Photo by Jackson Simmer / Unsplash

You know the conundrum: You’ve listened as someone has droned on and on about a recent ski trip or conversation with their partner or point of political tension, and you’re basically running out of “yeah, totallys”—but you also don’t want to risk coming off as rude. Maybe the talker is a friend who you suspect would take offense to a quick exit from the conversation, or perhaps you’re physically stuck with the person on a plane or while waiting in a line.

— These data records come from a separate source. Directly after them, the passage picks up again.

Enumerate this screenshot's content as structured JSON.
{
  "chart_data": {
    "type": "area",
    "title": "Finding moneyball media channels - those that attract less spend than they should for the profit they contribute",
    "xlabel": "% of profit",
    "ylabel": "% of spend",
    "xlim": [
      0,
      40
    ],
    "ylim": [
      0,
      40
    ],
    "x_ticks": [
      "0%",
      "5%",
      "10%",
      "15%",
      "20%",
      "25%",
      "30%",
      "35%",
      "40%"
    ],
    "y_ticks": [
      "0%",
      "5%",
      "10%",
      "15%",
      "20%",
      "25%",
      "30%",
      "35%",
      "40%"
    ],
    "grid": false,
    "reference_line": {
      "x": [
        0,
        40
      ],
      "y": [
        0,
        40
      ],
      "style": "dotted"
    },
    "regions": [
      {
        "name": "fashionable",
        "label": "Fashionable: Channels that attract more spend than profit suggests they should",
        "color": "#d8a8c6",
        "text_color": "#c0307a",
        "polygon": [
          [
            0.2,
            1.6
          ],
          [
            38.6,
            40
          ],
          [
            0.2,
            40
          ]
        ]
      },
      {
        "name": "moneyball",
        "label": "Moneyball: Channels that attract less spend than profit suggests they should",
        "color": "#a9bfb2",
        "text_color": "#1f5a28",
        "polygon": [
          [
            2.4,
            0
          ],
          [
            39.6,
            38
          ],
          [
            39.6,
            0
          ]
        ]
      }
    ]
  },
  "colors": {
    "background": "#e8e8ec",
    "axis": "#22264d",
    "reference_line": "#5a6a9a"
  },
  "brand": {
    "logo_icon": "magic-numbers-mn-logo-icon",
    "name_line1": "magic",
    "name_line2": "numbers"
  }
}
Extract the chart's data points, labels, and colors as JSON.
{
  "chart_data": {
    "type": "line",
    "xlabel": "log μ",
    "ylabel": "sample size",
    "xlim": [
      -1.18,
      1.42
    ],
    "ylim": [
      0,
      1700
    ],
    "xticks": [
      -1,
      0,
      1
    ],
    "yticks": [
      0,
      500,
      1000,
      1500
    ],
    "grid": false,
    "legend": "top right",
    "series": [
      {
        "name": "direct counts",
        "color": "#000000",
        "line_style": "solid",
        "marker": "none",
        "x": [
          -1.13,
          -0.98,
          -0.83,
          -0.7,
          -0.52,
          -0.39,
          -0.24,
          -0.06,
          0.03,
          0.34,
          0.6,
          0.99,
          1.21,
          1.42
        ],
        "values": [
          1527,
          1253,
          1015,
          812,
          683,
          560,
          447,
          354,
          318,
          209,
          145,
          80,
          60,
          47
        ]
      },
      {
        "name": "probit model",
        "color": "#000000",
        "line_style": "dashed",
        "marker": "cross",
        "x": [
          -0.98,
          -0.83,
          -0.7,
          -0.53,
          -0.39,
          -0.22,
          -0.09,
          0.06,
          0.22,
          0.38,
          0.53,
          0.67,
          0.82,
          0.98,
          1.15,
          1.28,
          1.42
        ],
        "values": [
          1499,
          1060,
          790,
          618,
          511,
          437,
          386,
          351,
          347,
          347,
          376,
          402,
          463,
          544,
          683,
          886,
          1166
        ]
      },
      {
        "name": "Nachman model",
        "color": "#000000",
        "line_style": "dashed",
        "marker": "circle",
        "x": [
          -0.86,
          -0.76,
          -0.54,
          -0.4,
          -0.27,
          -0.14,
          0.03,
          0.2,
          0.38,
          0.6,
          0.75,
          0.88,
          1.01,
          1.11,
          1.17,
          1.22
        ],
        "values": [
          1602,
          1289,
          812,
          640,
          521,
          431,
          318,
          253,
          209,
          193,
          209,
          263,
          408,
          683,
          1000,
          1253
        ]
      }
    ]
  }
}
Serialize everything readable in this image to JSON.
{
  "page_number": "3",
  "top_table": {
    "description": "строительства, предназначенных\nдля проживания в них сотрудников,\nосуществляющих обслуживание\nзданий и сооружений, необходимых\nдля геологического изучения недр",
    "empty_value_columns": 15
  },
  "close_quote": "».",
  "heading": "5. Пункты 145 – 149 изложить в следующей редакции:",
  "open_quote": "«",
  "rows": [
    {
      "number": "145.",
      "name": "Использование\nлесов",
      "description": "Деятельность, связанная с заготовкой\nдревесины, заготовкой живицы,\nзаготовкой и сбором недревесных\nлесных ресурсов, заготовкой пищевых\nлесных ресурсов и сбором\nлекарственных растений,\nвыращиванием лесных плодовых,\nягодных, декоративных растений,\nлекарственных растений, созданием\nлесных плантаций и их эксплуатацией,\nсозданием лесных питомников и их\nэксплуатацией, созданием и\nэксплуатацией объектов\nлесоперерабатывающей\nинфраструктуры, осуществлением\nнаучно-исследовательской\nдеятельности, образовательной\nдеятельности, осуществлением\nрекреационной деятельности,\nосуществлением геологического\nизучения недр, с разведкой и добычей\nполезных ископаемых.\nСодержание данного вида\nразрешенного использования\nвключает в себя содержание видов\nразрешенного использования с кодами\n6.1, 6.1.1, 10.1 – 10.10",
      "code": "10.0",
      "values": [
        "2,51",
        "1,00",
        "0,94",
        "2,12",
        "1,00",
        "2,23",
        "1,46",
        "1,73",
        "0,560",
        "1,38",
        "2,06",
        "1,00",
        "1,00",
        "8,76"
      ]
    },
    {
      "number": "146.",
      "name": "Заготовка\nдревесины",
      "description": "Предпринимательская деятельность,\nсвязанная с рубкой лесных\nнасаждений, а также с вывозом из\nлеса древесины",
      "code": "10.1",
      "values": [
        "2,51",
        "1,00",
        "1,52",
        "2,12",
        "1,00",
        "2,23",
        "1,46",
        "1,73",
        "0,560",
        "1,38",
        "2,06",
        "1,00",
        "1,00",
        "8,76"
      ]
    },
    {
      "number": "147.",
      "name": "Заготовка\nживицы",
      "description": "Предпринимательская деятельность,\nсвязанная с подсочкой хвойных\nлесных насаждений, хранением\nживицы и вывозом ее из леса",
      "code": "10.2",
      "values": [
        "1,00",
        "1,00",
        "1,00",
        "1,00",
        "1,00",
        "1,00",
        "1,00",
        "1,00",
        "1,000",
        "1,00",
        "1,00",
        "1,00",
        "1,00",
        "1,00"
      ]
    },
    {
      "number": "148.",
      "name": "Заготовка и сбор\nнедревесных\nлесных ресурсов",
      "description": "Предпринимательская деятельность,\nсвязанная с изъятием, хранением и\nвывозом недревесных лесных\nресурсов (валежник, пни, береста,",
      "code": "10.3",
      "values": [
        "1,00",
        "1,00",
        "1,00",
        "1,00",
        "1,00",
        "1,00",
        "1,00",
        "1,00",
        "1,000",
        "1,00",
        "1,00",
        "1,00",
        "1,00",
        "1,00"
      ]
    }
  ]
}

In any case, learning how to deal with an overtalker is as much about your perspective and response as it is about their seemingly endless monologue.

While your initial reaction might be one of annoyance or utter exasperation, it may be helpful to take a beat and consider why this person seems to be talking so much, says Deborah Tannen, PhD, professor of linguistics at Georgetown University. (Because, no, it isn’t always an outsized ego at play.) “It’s important to keep in mind that some people ‘overtalk’ because they're nervous, and the more they find themselves doing so, the more nervous they become,” says Dr. Tannen.

Similarly, a person with social anxiety may feel the need to fill all silences with words, or worry that you won’t start talking when they stop (and so continue to speak). Or, if the person appears to be rambling, speaking quickly, or increasing the volume of their voice as they pick up steam, what you perceive as overtalking could actually be a sign of pressured or hyperverbal speech, which are sometimes symptoms of mental-health conditions like attention deficit hyperactivity disorder, bipolar disorder, and generalized anxiety. In these cases, the person may not even realize what’s happening until you gently pipe up (more on that below).